Parameter	CartPole Recommended	Pong Recommended	Role
Learning rate	7e-4	7e-4	Parameter update size
Gamma	0.99	0.99	Future reward discount
Entropy coefficient	0.01	0.01	Exploration intensity
Value loss coefficient	0.5	0.5	Critic learning strength
Gradient clipping	0.5	0.5	Training stability
N-steps	5	5	Update interval
Parallel environments	8	16	Data diversity
GAE lambda	0.95	0.95	Bias-variance tradeoff

A2C vs A3C

A3C (Asynchronous Advantage Actor-Critic) is the asynchronous version of A2C.

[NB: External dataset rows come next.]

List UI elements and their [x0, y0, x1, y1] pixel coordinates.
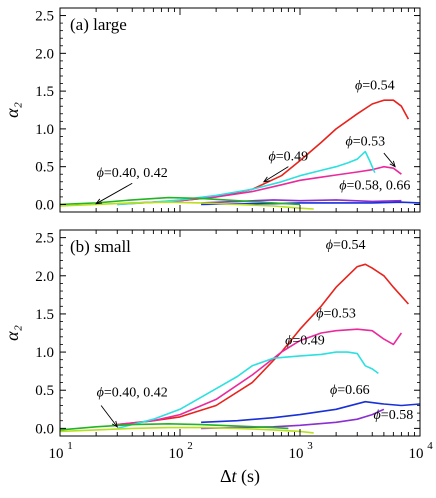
annotation-arrow: [383, 152, 396, 167]
series-line: [117, 351, 379, 430]
y-tick-label: 0.0: [35, 197, 54, 213]
panel-a: 0.0 0.5 1.0 1.5 2.0 2.5 α₂ (a) large ϕ=0.54 ϕ=0.5…: [2, 7, 421, 213]
x-tick-exponent: 4: [427, 440, 433, 452]
series-line: [60, 201, 314, 210]
annotation-arrow: [95, 182, 133, 205]
plot-frame: [59, 229, 421, 437]
annotation-arrow: [100, 405, 118, 428]
y-tick-label: 1.0: [35, 345, 54, 361]
series-line: [201, 201, 420, 206]
y-tick-label: 2.5: [35, 231, 54, 247]
annotation-label: ϕ=0.40, 0.42: [97, 385, 168, 400]
annotation-arrow: [263, 166, 289, 183]
series-line: [117, 263, 409, 426]
y-tick-label: 0.5: [35, 160, 54, 176]
x-tick-label: 10: [289, 446, 304, 462]
annotation-label: ϕ=0.53: [316, 307, 356, 322]
y-tick-label: 2.5: [35, 9, 54, 25]
x-tick-label: 10: [49, 446, 64, 462]
annotation-label: ϕ=0.54: [326, 238, 366, 253]
annotation-label: ϕ=0.58, 0.66: [339, 178, 410, 193]
panel-label: (a) large: [70, 15, 127, 34]
series-line: [60, 426, 314, 434]
series-line: [201, 408, 385, 430]
y-tick-label: 1.5: [35, 307, 54, 323]
series-line: [117, 165, 402, 206]
plot-frame: [59, 7, 421, 213]
y-tick-label: 2.0: [35, 269, 54, 285]
annotation-label: ϕ=0.54: [355, 79, 395, 94]
x-tick-exponent: 3: [307, 440, 313, 452]
y-tick-label: 1.5: [35, 84, 54, 100]
x-tick-label: 10: [409, 446, 424, 462]
annotation-arrowhead: [389, 160, 396, 168]
y-tick-label: 1.0: [35, 122, 54, 138]
y-tick-label: 0.5: [35, 383, 54, 399]
annotation-label: ϕ=0.49: [269, 150, 309, 165]
annotation-arrowhead: [111, 420, 118, 428]
x-tick-exponent: 2: [187, 440, 193, 452]
annotation-label: ϕ=0.66: [330, 383, 370, 398]
y-tick-label: 0.0: [35, 421, 54, 437]
x-tick-label: 10: [169, 446, 184, 462]
series-line: [117, 328, 403, 426]
y-axis-label: α₂: [2, 325, 22, 341]
series-line: [60, 422, 289, 431]
panel-label: (b) small: [70, 237, 131, 256]
annotation-label: ϕ=0.40, 0.42: [97, 166, 168, 181]
series-group: [60, 263, 420, 434]
x-axis-label: Δt (s): [220, 466, 260, 487]
series-line: [117, 150, 376, 206]
annotation-label: ϕ=0.53: [345, 135, 385, 150]
series-group: [60, 99, 420, 210]
x-tick-exponent: 1: [67, 440, 73, 452]
y-tick-label: 2.0: [35, 46, 54, 62]
annotation-arrowhead: [95, 198, 103, 205]
annotation-arrowhead: [262, 176, 270, 183]
annotation-label: ϕ=0.58: [374, 408, 414, 423]
annotation-label: ϕ=0.49: [285, 333, 325, 348]
y-axis-label: α₂: [2, 102, 22, 118]
series-line: [201, 400, 420, 424]
series-line: [60, 196, 301, 206]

In practice, A2C is used more than A3C. It allows batch processing with GPUs, implementation is simpler, and performance is equal or better.

Debugging Tips

Common problems and solutions when training A2C:

Reward not changing: Check if learning rate is too small, check if entropy converges to 0 (early convergence), check for vanishing gradients
Reward dropping sharply: Check if learning rate is too large, ensure gradient clipping is applied, check if value loss is exploding
Entropy converging to 0: Increase entropy coefficient, decrease learning rate, verify action space is correct
Value loss not decreasing: Increase value loss coefficient, verify return computation is correct, check if gamma is appropriate

Metrics to Monitor

Reward (most important)
Policy loss (should decrease stably)
Value loss (should decrease stably)
Entropy (should decrease gradually but never reach 0)
Advantage statistics (mean near 0, appropriate variance)
Gradient norm (should not explode)

Complete Series Summary

Summary of the core topics covered in this deep reinforcement learning series:

Part	Topic	Key Concepts
01	What is RL	MDP, agent-environment interaction, reward
02	OpenAI Gym	Environment API, wrappers, vector environments
03	PyTorch basics	Tensors, autograd, neural networks
04	Cross-Entropy	Elite episode selection, CartPole
05	Bellman equation	Value functions, value iteration, Q-learning
06	DQN	Experience replay, target network
07	DQN extensions	Double, Dueling, Rainbow
08	Stock trading	Financial environment design, reward function
09	Policy Gradient	REINFORCE, variance reduction
10	Actor-Critic	A2C, hyperparameter tuning

Next Steps

Advanced topics not covered in this series:

PPO (Proximal Policy Optimization): Currently the most widely used policy-based algorithm
SAC (Soft Actor-Critic): Off-policy actor-critic with entropy regularization
Model-based RL: Learning environment models for improved sample efficiency
Multi-agent RL: Environments where multiple agents cooperate/compete
RLHF: Reinforcement learning from human feedback (used in LLM training)

Summary

Actor-Critic: Simultaneously learns policy (Actor) and value (Critic) to reduce variance
A2C: Improves data collection efficiency with synchronized parallel environments
GAE: Controls bias-variance tradeoff with lambda for advantage estimation
Hyperparameters: Learning rate, entropy coefficient, number of environments, and N-step are key
Debugging: Continuously monitor reward, loss, entropy, and gradient norm

Actor-Critic methods are the foundation of modern reinforcement learning. State-of-the-art algorithms like PPO and SAC are all based on the Actor-Critic architecture.